Objective remote monitoring of shortness-of-breath in COPD patients
The Future of Healthtech RESHAPED 2024
3 December 2024
Online
TechBlick Platform
For COPD-patients, adequate remote monitoring is key to predict and prevent so-called exacerbations (flare-ups of symptoms) which may lead to harmful and costly hospitalisations, and can be avoided by intervention with corticosteroids and/or antibiotics. The problem is huge: in Europe and the US there are approximately 53 million people suffering from COPD corresponding to 66B€ of annual healthcare costs.
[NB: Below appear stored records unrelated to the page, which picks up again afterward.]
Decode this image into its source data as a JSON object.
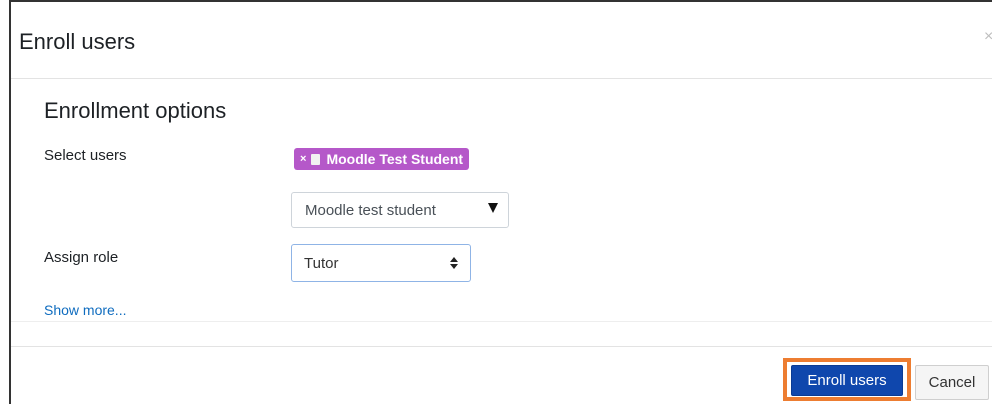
{
  "dialog": {
    "title": "Enroll users",
    "close_glyph": "×"
  },
  "section": {
    "title": "Enrollment options"
  },
  "select_users": {
    "label": "Select users",
    "selected_chip": {
      "remove_glyph": "×",
      "icon": "document-icon",
      "label": "Moodle Test Student",
      "color": "#b558c9"
    },
    "search_value": "Moodle test student",
    "dropdown_icon": "caret-down-icon"
  },
  "assign_role": {
    "label": "Assign role",
    "selected_value": "Tutor",
    "icon": "updown-arrows-icon"
  },
  "show_more": {
    "label": "Show more..."
  },
  "footer": {
    "primary_label": "Enroll users",
    "primary_color": "#0f47ad",
    "highlight_color": "#ed7d31",
    "cancel_label": "Cancel"
  }
}
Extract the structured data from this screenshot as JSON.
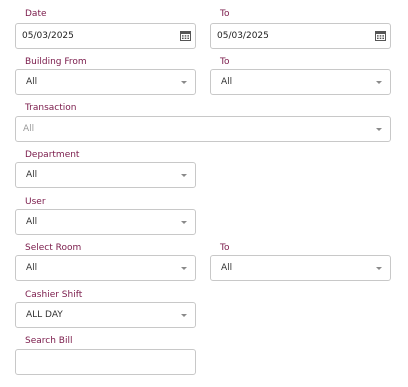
{
  "date": {
    "label": "Date",
    "value": "05/03/2025",
    "icon": "calendar-icon"
  },
  "date_to": {
    "label": "To",
    "value": "05/03/2025",
    "icon": "calendar-icon"
  },
  "building_from": {
    "label": "Building From",
    "value": "All"
  },
  "building_to": {
    "label": "To",
    "value": "All"
  },
  "transaction": {
    "label": "Transaction",
    "value": "All"
  },
  "department": {
    "label": "Department",
    "value": "All"
  },
  "user": {
    "label": "User",
    "value": "All"
  },
  "select_room": {
    "label": "Select Room",
    "value": "All"
  },
  "room_to": {
    "label": "To",
    "value": "All"
  },
  "cashier_shift": {
    "label": "Cashier Shift",
    "value": "ALL DAY"
  },
  "search_bill": {
    "label": "Search Bill",
    "value": ""
  },
  "colors": {
    "label": "#7a1a4a",
    "border": "#c8c8c8",
    "text": "#333333"
  }
}
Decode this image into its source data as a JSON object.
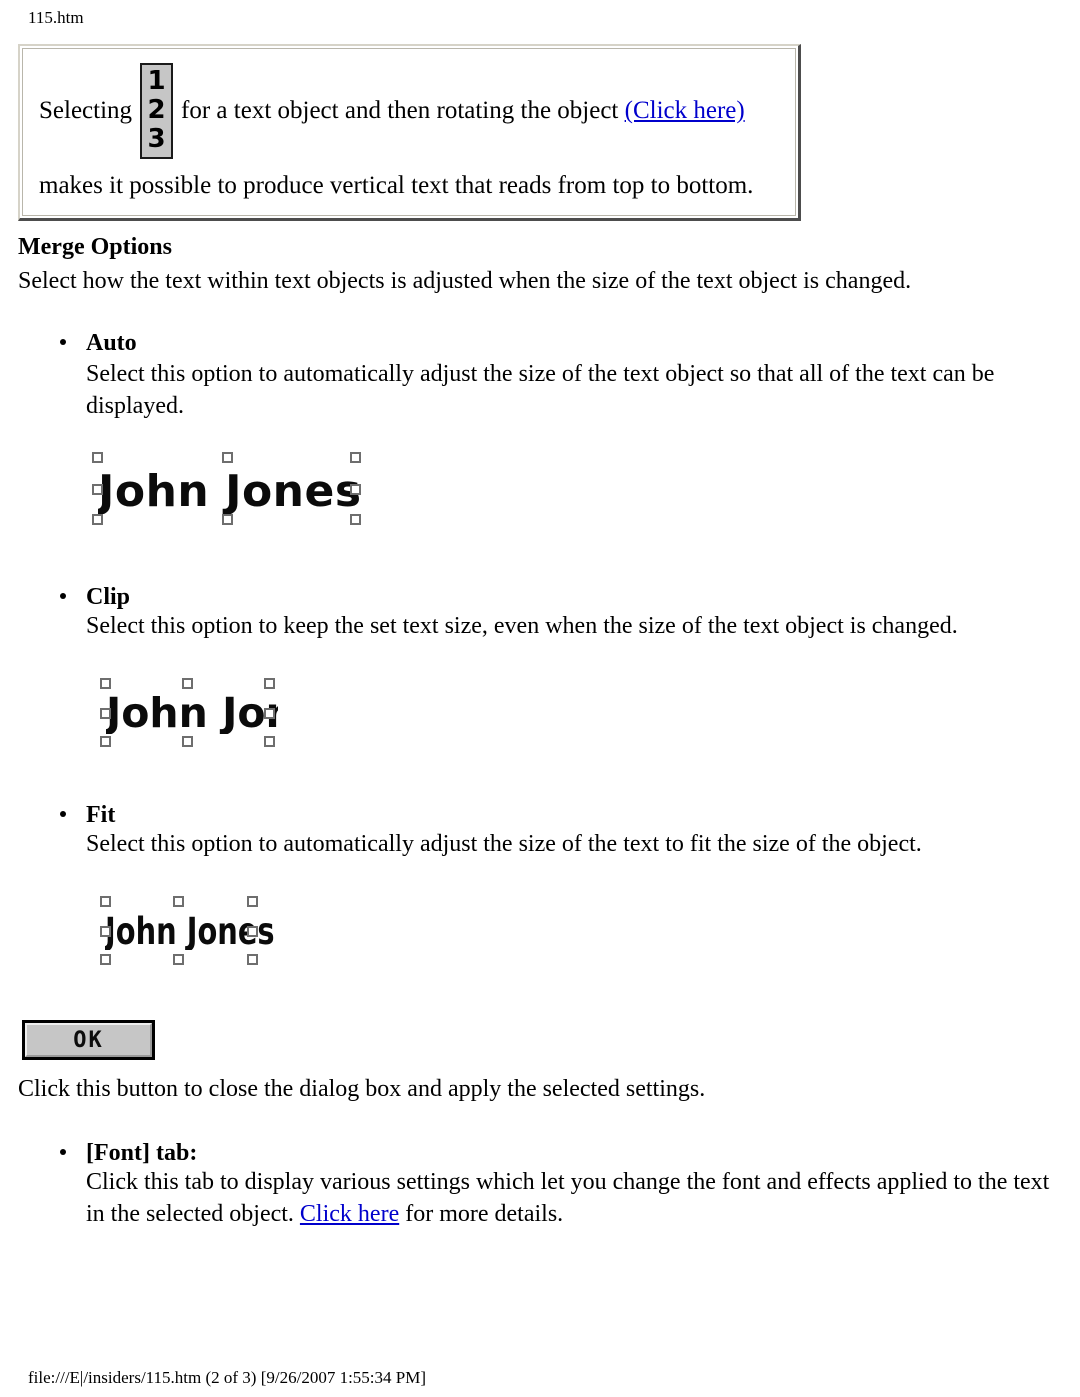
{
  "page": {
    "header_filename": "115.htm",
    "footer": "file:///E|/insiders/115.htm (2 of 3) [9/26/2007 1:55:34 PM]"
  },
  "callout": {
    "text_before_icon": "Selecting",
    "icon_digits": {
      "first": "1",
      "second": "2",
      "third": "3"
    },
    "text_after_icon": "for a text object and then rotating the object",
    "link_label": "(Click here)",
    "line_two": "makes it possible to produce vertical text that reads from top to bottom."
  },
  "section": {
    "heading": "Merge Options",
    "intro": "Select how the text within text objects is adjusted when the size of the text object is changed."
  },
  "options": {
    "auto": {
      "label": "Auto",
      "description": "Select this option to automatically adjust the size of the text object so that all of the text can be displayed.",
      "sample_text": "John Jones"
    },
    "clip": {
      "label": "Clip",
      "description": "Select this option to keep the set text size, even when the size of the text object is changed.",
      "sample_text": "John Jones"
    },
    "fit": {
      "label": "Fit",
      "description": "Select this option to automatically adjust the size of the text to fit the size of the object.",
      "sample_text": "John Jones"
    }
  },
  "ok_button": {
    "label": "OK",
    "description": "Click this button to close the dialog box and apply the selected settings."
  },
  "font_tab": {
    "label": "[Font] tab:",
    "description_part1": "Click this tab to display various settings which let you change the font and effects applied to the text in the selected object.",
    "link_label": "Click here",
    "description_part2": "for more details."
  },
  "colors": {
    "link": "#0000cc",
    "button_face": "#c6c6c6",
    "icon_face": "#c6c6c6",
    "callout_shadow": "#4d4d4d"
  }
}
Shortness-of-breath, the primary assessment signal for COPD patients, is today hardly and poorly monitored: it is either graded visually by a doctor, or graded by the patient itself on a scale of 0-10. We solve the underlying long standing problem: the absence of a device to objectively, frequently, and remotely measure the respiration pattern of a patient. Our technology is based on measuring the pressure-variations in the nose of a patient during two minutes of normal breathing twice a day by means of a standard nasal cannula, and converting these pressure data into medically recognised flow-volume curves. Two clinical studies in 3 hospitals in the Netherlands indicate that exacerbations can be detected or predicted in time. This can have a large impact on the healthcare system.